Light Magazine Commentary Articles  Politics

A Focus on Proclaiming the Gospel Alone

A blue state perspective, part 2 of 3

politically divided country

The Big Sort: Ministering in a Politically Divided Country

America is politically and culturally divided, and the evidence is seen in the disappearance of purple states and the emergence of clearly defined red and blue regions of the country. This creates unique challenges in each state, especially for Christians seeking wisdom in political engagement. For example, a discussion with your neighbor in Alabama about pro-life issues will be different than a similar conversation between co-workers in New York. As believers, it’s beneficial to understand our particular location and the different contexts where our brothers and sisters in Christ are living out the gospel. To help us, we’ve asked Baptist leaders in Democratic, Republican, and swing states to share what’s been valuable to them as they’ve sought to build bridges and esteem the gospel while engaging in the public square. May their experiences encourage you as you seek to be a source of hope in troubled times.

Red State Perspective
Purple State Perspective

Blue State Perspective

I moved to New England in 1993. I grew up in a conservative Christian family in the Midwest and always identified with the more conservative political perspectives in our nation. I remember my pastor once standing in the pulpit and saying, “I can’t tell you how to vote but I secured a blank copy of the upcoming ballot, and it is hanging on my office door already marked with the way I’m going to vote. You can all look at it after the service.”

My parents never failed to check his office door before casting their own vote, and it was always for the most conservative candidates on the ballot. Until moving to New England, I had never known a Christian who didn’t hold a conservative political perspective on pretty much every subject.

A common foundation

I moved to Vermont, one of the most liberal New England states, to serve as a pastor/church planter with the North American Mission Board. Shortly after, I remember having a conversation about a particular political issue with one of my deacons. Without question, he was a godly man who loved the Lord. He consistently looked for ways to apply the gospel to his daily life. It surprised me when he took an opposite opinion than I did on that political opinion. I had never known a committed Christian, especially one in leadership at a solidly evangelical church, who held his political position. 

From my perspective, this deacon’s political opinion was the first step toward a slippery slope where the gospel would be lost. From his perspective, my political opinion lacked compassion, and therefore, had already abandoned the gospel. We had a vigorous discussion about the issue one Wednesday after prayer meeting. We did not persuade each other to change our positions.

While we disagreed on that particular position, and many others during the eight years I was his pastor, what we both loved was the gospel.

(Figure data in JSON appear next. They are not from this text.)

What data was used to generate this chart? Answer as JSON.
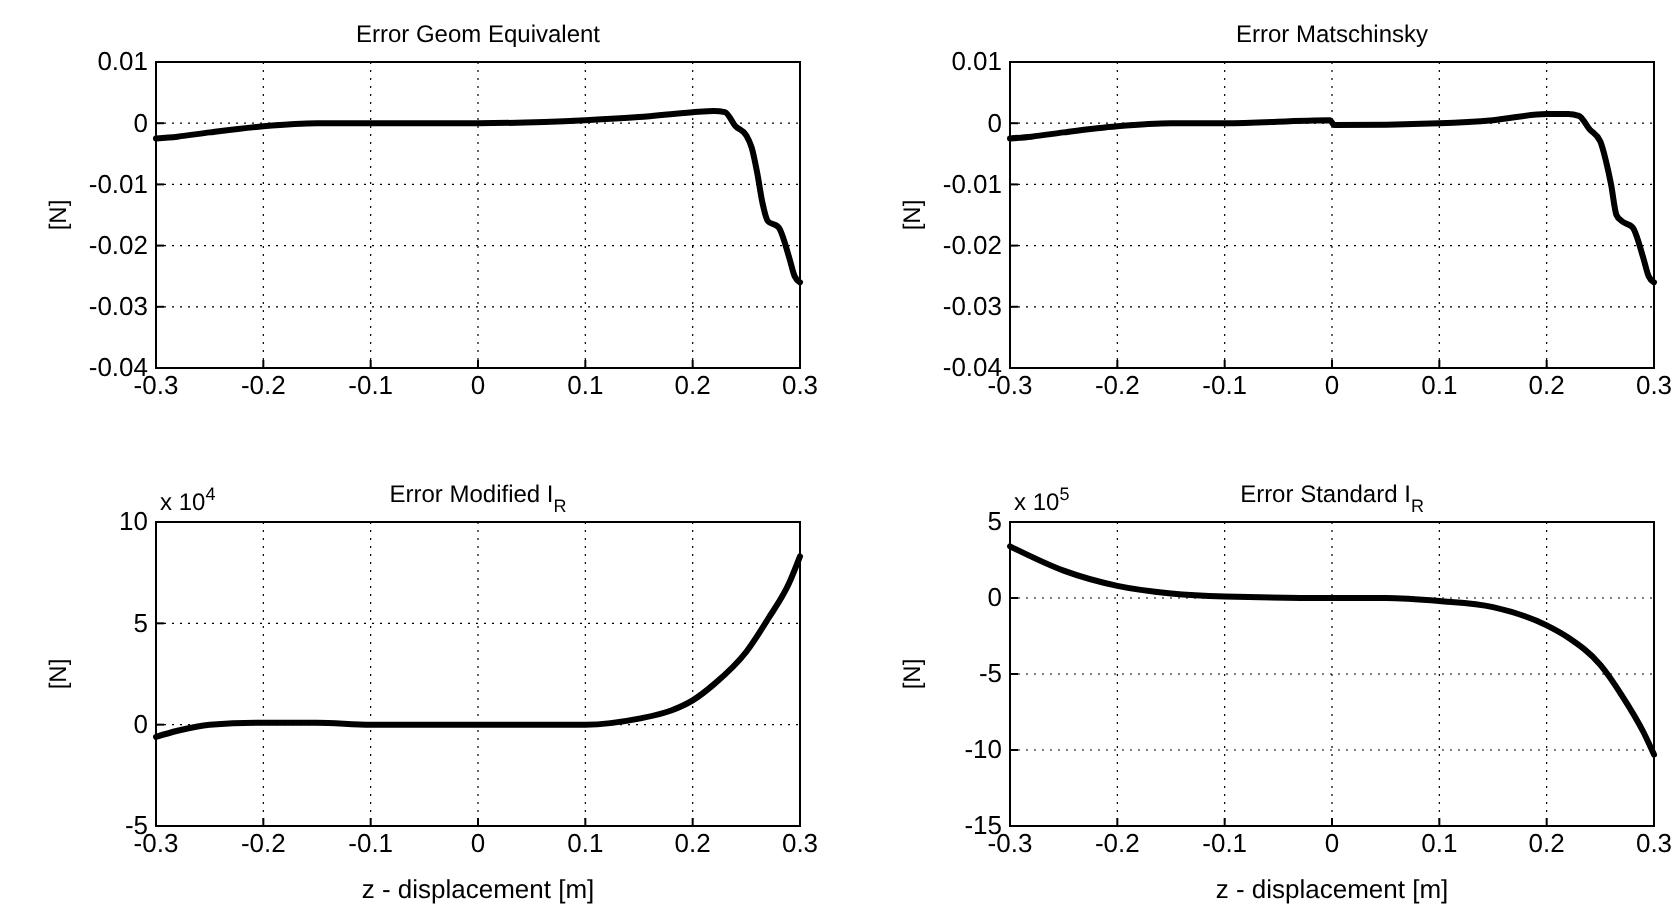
{
  "chart_data": [
    {
      "type": "line",
      "title": "Error Geom Equivalent",
      "ylabel": "[N]",
      "xlim": [
        -0.3,
        0.3
      ],
      "xticks": [
        -0.3,
        -0.2,
        -0.1,
        0,
        0.1,
        0.2,
        0.3
      ],
      "ylim": [
        -0.04,
        0.01
      ],
      "yticks": [
        -0.04,
        -0.03,
        -0.02,
        -0.01,
        0,
        0.01
      ],
      "grid": true,
      "line_style": "solid",
      "x": [
        -0.3,
        -0.28,
        -0.25,
        -0.2,
        -0.15,
        -0.1,
        0,
        0.1,
        0.15,
        0.2,
        0.22,
        0.23,
        0.24,
        0.25,
        0.255,
        0.26,
        0.265,
        0.27,
        0.28,
        0.29,
        0.295,
        0.3
      ],
      "series": [
        {
          "color": "#000000",
          "values": [
            -0.0025,
            -0.0022,
            -0.0015,
            -0.0005,
            0,
            0,
            0,
            0.0005,
            0.001,
            0.0018,
            0.002,
            0.0018,
            -0.0005,
            -0.002,
            -0.004,
            -0.008,
            -0.013,
            -0.016,
            -0.017,
            -0.022,
            -0.025,
            -0.026
          ]
        }
      ]
    },
    {
      "type": "line",
      "title": "Error Matschinsky",
      "ylabel": "[N]",
      "xlim": [
        -0.3,
        0.3
      ],
      "xticks": [
        -0.3,
        -0.2,
        -0.1,
        0,
        0.1,
        0.2,
        0.3
      ],
      "ylim": [
        -0.04,
        0.01
      ],
      "yticks": [
        -0.04,
        -0.03,
        -0.02,
        -0.01,
        0,
        0.01
      ],
      "grid": true,
      "line_style": "solid",
      "x": [
        -0.3,
        -0.28,
        -0.25,
        -0.2,
        -0.15,
        -0.1,
        -0.002,
        0.002,
        0.1,
        0.15,
        0.2,
        0.22,
        0.23,
        0.24,
        0.25,
        0.255,
        0.26,
        0.265,
        0.27,
        0.28,
        0.29,
        0.295,
        0.3
      ],
      "series": [
        {
          "color": "#000000",
          "values": [
            -0.0025,
            -0.0022,
            -0.0015,
            -0.0005,
            0,
            0,
            0.0005,
            -0.0003,
            0,
            0.0005,
            0.0015,
            0.0015,
            0.0012,
            -0.001,
            -0.003,
            -0.006,
            -0.01,
            -0.015,
            -0.016,
            -0.017,
            -0.022,
            -0.025,
            -0.026
          ]
        }
      ]
    },
    {
      "type": "line",
      "title": "Error Modified I$_{R}$",
      "ylabel": "[N]",
      "xlabel": "z - displacement [m]",
      "annotations": [
        "x 10$^{4}$"
      ],
      "xlim": [
        -0.3,
        0.3
      ],
      "xticks": [
        -0.3,
        -0.2,
        -0.1,
        0,
        0.1,
        0.2,
        0.3
      ],
      "ylim": [
        -5,
        10
      ],
      "yticks": [
        -5,
        0,
        5,
        10
      ],
      "grid": true,
      "line_style": "solid",
      "x": [
        -0.3,
        -0.28,
        -0.25,
        -0.2,
        -0.15,
        -0.1,
        0,
        0.1,
        0.15,
        0.18,
        0.2,
        0.22,
        0.25,
        0.27,
        0.29,
        0.3
      ],
      "series": [
        {
          "color": "#000000",
          "values": [
            -0.6,
            -0.3,
            0,
            0.1,
            0.1,
            0,
            0,
            0,
            0.3,
            0.7,
            1.2,
            2.0,
            3.6,
            5.2,
            7.0,
            8.3
          ]
        }
      ]
    },
    {
      "type": "line",
      "title": "Error Standard I$_{R}$",
      "ylabel": "[N]",
      "xlabel": "z - displacement [m]",
      "annotations": [
        "x 10$^{5}$"
      ],
      "xlim": [
        -0.3,
        0.3
      ],
      "xticks": [
        -0.3,
        -0.2,
        -0.1,
        0,
        0.1,
        0.2,
        0.3
      ],
      "ylim": [
        -15,
        5
      ],
      "yticks": [
        -15,
        -10,
        -5,
        0,
        5
      ],
      "grid": true,
      "line_style": "solid",
      "x": [
        -0.3,
        -0.25,
        -0.2,
        -0.15,
        -0.1,
        0,
        0.05,
        0.1,
        0.15,
        0.2,
        0.22,
        0.25,
        0.27,
        0.29,
        0.3
      ],
      "series": [
        {
          "color": "#000000",
          "values": [
            3.4,
            1.8,
            0.8,
            0.3,
            0.1,
            0,
            0,
            -0.2,
            -0.6,
            -1.8,
            -2.6,
            -4.4,
            -6.4,
            -8.8,
            -10.3
          ]
        }
      ]
    }
  ]
}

We were both determined to apply the gospel to our lives and committed to doing so with more than mere words, but with practical, daily actions. 

As we focused on our common love of the gospel, it led to many insightful conversations. We did not always find common political ground, but we did often find common gospel ground. We accomplished a lot of gospel work together during those years and remain friends three decades later.

Focusing on the gospel 

From this relationship, I realized that it was a mistake to assume that just because a person was an evangelical Christian they would hold to a particular political opinion. After 30 years in New England, that truth is more apparent than ever. 

In my role as a denominational leader in New England, I have met Christians who hold to a wide variety of political opinions. For me, living as a Christian in a politically liberal region is about learning to focus more on how to proclaim the gospel than on who wins a particular political fight. This requires me to think carefully about making political statements and focus more on making gospel statements. 

The question I often ask myself is: will this statement advance the gospel or hinder the gospel? If making a statement will advance the gospel, then I make it and accept the results as the cost of carrying my cross. But if it does not, I have learned it’s better to keep it to myself, following the teaching of 1 Thessalonians 4:11-12: “aspire to live quietly, and to mind your own affairs, and to work with your hands, as we instructed you, so that you may walk properly before outsiders and be dependent on no one.”

Taking a more thoughtful, reflective approach and being careful to keep my public statements limited to those that are essential to the gospel has allowed me to see many of my blue-state friends find faith in Christ. While some have also come to embrace my political opinions, that has never been my goal. My goal is to focus on the gospel. 

When we get to heaven, political parties won’t matter, only our love for Jesus will. For me, living as a Christian in a blue state is about focusing on the gospel of Christ and making everything else secondary. Perhaps if more Christians from all political backgrounds took that approach, we might make a stronger gospel impact than we imagine.